Co-author Anupam Jena, a professor at Harvard Medical School and physician at Massachusetts General Hospital, said efforts to improve the system should focus not only on capping damage awards but also on reducing the amount of time required to resolve malpractice claims.

Even lawsuits that are dismissed before trial can take around two years to be resolved, he noted. Cases that settle typically take between two and three years, while cases that go to a jury can take around five years to reach a verdict.

The authors recommend a shift to an alternative dispute resolution process similar to the claims management program adopted by the University of Michigan Health System in 2001. Under that model, the university proactively looked for medical errors, disclosed them to patients and used a central review committee to resolve disputes, offering compensation when at fault. From 1995 to 2007, the university found a decrease in the time needed to resolve claims and a reduction in total liability costs.

"The goal of a well-functioning malpractice system should be to reward patients who suffer malpractice both fairly and quickly rather than have them wait five years to get a settlement," Jena said.

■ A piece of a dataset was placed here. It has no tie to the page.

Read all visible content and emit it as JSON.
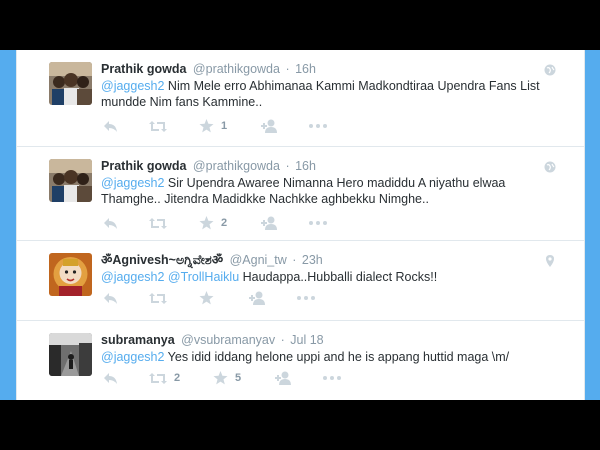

The claims data used by the researchers did not indicate if there was a lawsuit, if the case was tried in court or if there was a settlement. Although the authors suggest that the system can be made more efficient, they did not single out plaintiffs' lawyers or lawsuits as the source of the delays.

Linda Lipsen, the chief executive of the leading trial lawyers' group, the American Association for Justice, noted that 98,000 Americans are killed every year by preventable medical errors and countless more face lifelong injuries.

"Policy efforts must put patients first and ensure that justice is not delayed nor limited," she said in a statement.

Other researchers on the study were economist Seth Seabury of the RAND Corporation, Amitabh Chandra of the Harvard Kennedy School of Government and Darius Lakdawalla of the University of Southern California.